Over 15,000 people in Ireland are admitted to hospital each year suffering from COPD, a nasty progressive respiratory disease.
To mark World COPD Day on Wednesday, November 17, the HSE is highlighting new standards of care meant to help people with the disease live well in the community this winter.
A spotlight is also being put on the massive under-diagnosis of the lung disease, in part to due an underreporting of basis symptoms by sufferers.
Dr Desmond Murphy, HSE National Clinical Lead for Respiratory said that this disease is most commonly caused by cigarette smoke.
“This damage to the airways can result in shortness of breath and tiredness because the affected person has to work harder to breathe. In addition, patients with COPD are more susceptible to getting chest infections.”
COPD’s most common symptoms of shortness of breath, sputum/phlegm production and cough are often underreported by patients, Dr Murphy added, which can contribute to the under-diagnosis of the disease.
There are an estimated 380,000 people who are living with COPD, yet only 110,000 have been diagnosed.
Approximately 1,500 patients die each year, and 15,000 people in Ireland are hospitalised with it.
“People can experience COPD in different ways depending on which symptoms trouble them most, how severe they are and how damaged their lungs are. COPD is a progressive illness, meaning it has several stages of severity. It tends to creep up on people slowly.”

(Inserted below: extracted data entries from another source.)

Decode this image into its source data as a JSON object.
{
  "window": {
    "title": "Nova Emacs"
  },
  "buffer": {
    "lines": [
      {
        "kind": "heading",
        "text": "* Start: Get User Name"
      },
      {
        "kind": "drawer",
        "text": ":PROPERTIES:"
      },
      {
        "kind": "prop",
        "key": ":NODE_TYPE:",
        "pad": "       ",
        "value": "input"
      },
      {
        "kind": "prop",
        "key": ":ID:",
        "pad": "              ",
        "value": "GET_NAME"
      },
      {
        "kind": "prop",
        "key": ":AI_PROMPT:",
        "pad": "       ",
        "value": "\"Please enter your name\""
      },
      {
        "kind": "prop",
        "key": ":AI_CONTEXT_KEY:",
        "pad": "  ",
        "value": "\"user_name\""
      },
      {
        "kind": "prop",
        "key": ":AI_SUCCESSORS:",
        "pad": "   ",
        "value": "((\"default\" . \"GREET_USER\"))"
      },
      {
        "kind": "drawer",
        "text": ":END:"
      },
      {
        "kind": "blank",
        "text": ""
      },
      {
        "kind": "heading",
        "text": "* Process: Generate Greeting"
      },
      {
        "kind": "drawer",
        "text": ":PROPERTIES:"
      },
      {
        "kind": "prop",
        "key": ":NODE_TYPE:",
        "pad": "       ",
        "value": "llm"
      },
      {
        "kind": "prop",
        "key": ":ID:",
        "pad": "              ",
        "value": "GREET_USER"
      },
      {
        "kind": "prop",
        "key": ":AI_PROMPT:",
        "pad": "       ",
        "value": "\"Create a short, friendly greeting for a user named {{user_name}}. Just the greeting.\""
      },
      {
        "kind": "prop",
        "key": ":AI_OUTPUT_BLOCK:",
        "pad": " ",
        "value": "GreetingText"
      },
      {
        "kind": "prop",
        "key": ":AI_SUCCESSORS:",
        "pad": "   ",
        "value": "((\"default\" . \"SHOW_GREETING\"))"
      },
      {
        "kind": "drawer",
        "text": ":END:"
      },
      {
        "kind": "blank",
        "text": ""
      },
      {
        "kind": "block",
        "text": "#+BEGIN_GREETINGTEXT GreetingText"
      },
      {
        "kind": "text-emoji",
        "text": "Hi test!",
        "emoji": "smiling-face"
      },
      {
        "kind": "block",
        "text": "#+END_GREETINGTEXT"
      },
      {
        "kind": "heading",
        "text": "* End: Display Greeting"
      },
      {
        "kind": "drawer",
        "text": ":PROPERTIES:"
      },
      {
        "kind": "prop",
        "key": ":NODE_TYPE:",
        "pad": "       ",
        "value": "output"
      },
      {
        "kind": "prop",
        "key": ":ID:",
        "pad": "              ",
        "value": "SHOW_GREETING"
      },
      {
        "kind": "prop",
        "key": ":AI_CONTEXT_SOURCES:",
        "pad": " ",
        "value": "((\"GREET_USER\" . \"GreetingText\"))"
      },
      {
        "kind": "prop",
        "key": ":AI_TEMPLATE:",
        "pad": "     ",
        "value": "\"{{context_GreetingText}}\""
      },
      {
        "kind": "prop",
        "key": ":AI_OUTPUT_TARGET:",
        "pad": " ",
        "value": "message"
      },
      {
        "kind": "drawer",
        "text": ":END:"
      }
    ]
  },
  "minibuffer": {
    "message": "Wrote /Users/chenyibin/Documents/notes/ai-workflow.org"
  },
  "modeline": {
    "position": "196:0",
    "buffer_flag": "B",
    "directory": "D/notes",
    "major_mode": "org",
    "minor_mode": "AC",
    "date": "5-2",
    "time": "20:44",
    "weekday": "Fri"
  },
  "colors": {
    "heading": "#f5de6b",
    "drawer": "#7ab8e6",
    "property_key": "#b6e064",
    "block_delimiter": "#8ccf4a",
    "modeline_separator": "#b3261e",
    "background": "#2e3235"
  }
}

“This means that it can often be several years before symptoms and the underlying damage to their lungs reach a level that cause a person to see their doctor or healthcare provider,” Desmond Murphy said.
“While there is no cure for COPD, there are tools and tips for patients to manage their symptoms, slow the progression of the disease and allow them to live well. We hope the resources developed will assist the COPD community with this.”
The HSE National Clinical Programme for Respiratory launched the first national clinical guidance for management of COPD earlier this month, to ensure that patients get “consistent and standardised care” across the country.
Specialist Respiratory Integrated Care teams are also being established for community care, with the goal of decreasing hospitalisations.
Some of the services that will be made available in the community include diagnostic tests such as Spirometry and interventions such as pulmonary rehabilitation.